今年から栽培しているインゲンを収穫をする烏田さん

 そうして学んできたことを、春から秋にかけて月1回、年間で6回程度、地元公民館で家庭菜園の有機農業者を対象に有機野菜の栽培講座を開いている。栽培方法や、肥料の種類など説明が分かりやすいと参加者から好評だ。

 今年5月には、JA青年部の活動の一環で、自身の圃場で保育園の子供たちとジャガイモ堀り体験や、保育園と小学校合同でサツマイモ、白ネギを栽培するなど地域交流活動も行った。

 ジャガイモ掘り体験に参加した、おおち保育園ひまわり組の山岡宥斗くん(5)は「大きなジャガイモがたくさんとれて面白かった、またやりたい」と笑顔で話す。
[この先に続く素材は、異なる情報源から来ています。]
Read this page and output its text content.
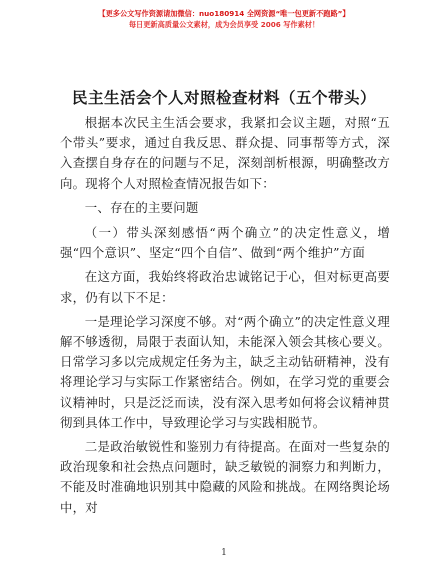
【更多公文写作资源请加微信：nuo180914 全网资源“唯一包更新不跑路”】
每日更新高质量公文素材，成为会员享受 2006 写作素材！
民主生活会个人对照检查材料（五个带头）

根据本次民主生活会要求，我紧扣会议主题，对照“五个带头”要求，通过自我反思、群众提、同事帮等方式，深入查摆自身存在的问题与不足，深刻剖析根源，明确整改方向。现将个人对照检查情况报告如下：

一、存在的主要问题

（一）带头深刻感悟“两个确立”的决定性意义，增强“四个意识”、坚定“四个自信”、做到“两个维护”方面

在这方面，我始终将政治忠诚铭记于心，但对标更高要求，仍有以下不足：

一是理论学习深度不够。对“两个确立”的决定性意义理解不够透彻，局限于表面认知，未能深入领会其核心要义。日常学习多以完成规定任务为主，缺乏主动钻研精神，没有将理论学习与实际工作紧密结合。例如，在学习党的重要会议精神时，只是泛泛而读，没有深入思考如何将会议精神贯彻到具体工作中，导致理论学习与实践相脱节。

二是政治敏锐性和鉴别力有待提高。在面对一些复杂的政治现象和社会热点问题时，缺乏敏锐的洞察力和判断力，不能及时准确地识别其中隐藏的风险和挑战。在网络舆论场中，对

1
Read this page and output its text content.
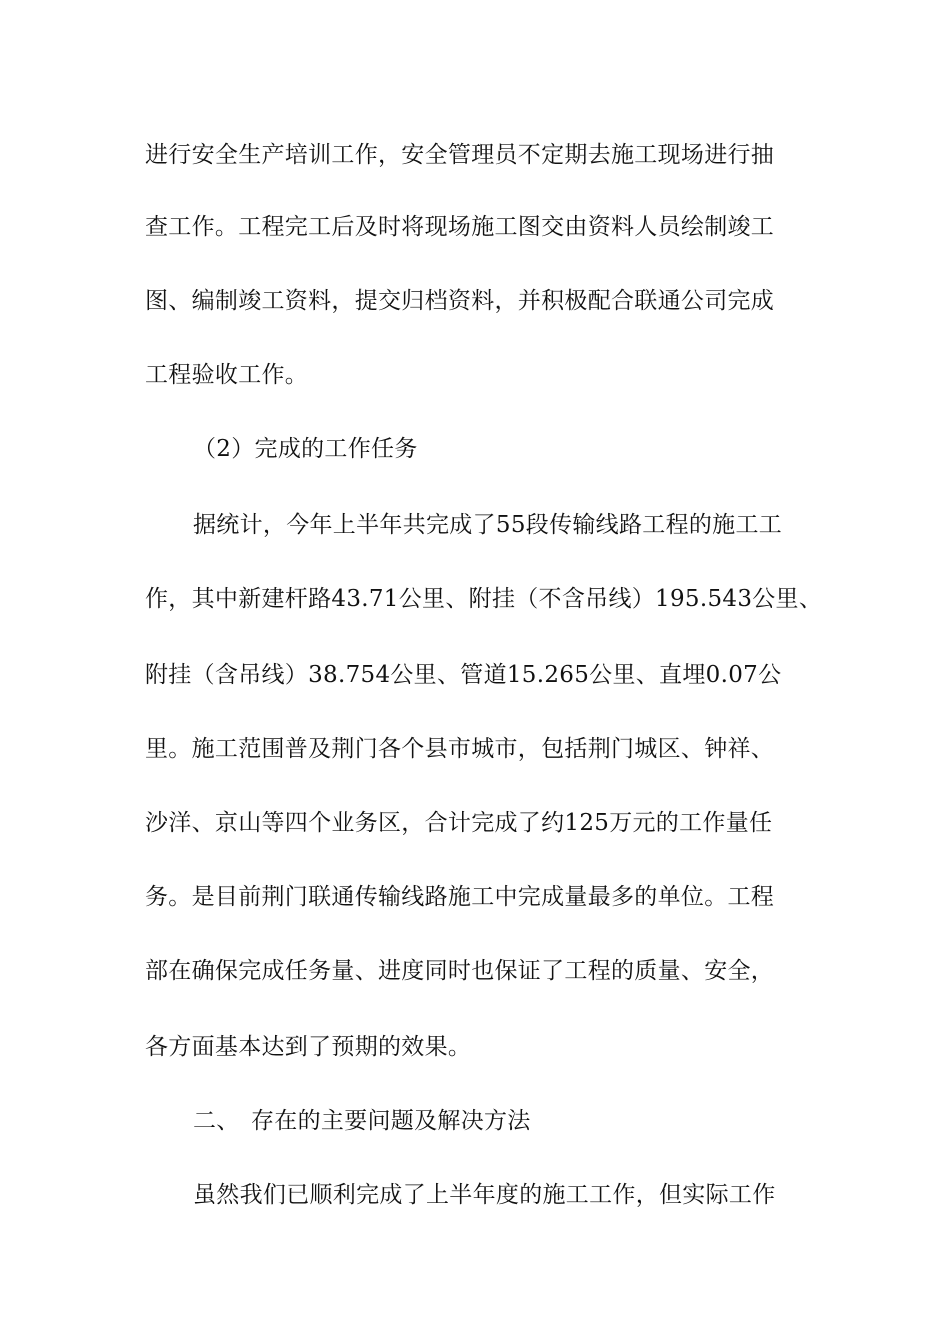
进行安全生产培训工作，安全管理员不定期去施工现场进行抽
查工作。工程完工后及时将现场施工图交由资料人员绘制竣工
图、编制竣工资料，提交归档资料，并积极配合联通公司完成
工程验收工作。
（2）完成的工作任务
据统计，今年上半年共完成了55段传输线路工程的施工工
作，其中新建杆路43.71公里、附挂（不含吊线）195.543公里、
附挂（含吊线）38.754公里、管道15.265公里、直埋0.07公
里。施工范围普及荆门各个县市城市，包括荆门城区、钟祥、
沙洋、京山等四个业务区，合计完成了约125万元的工作量任
务。是目前荆门联通传输线路施工中完成量最多的单位。工程
部在确保完成任务量、进度同时也保证了工程的质量、安全，
各方面基本达到了预期的效果。
二、 存在的主要问题及解决方法
虽然我们已顺利完成了上半年度的施工工作，但实际工作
 烏田さんは「子どもたちが一生懸命収穫して、おいしそうに食べる姿を見ると活動の励みになります」と嬉しそうに話す。「一連の取り組みを、耕作放棄地を活用した、有機農業を実践していく一つのモデルとして参考にしてほしい」と話す烏田さんは、新規就農者が耕作放棄地を有機農業で活用していくことで、地域の活性化につながってほしいと期待を込める。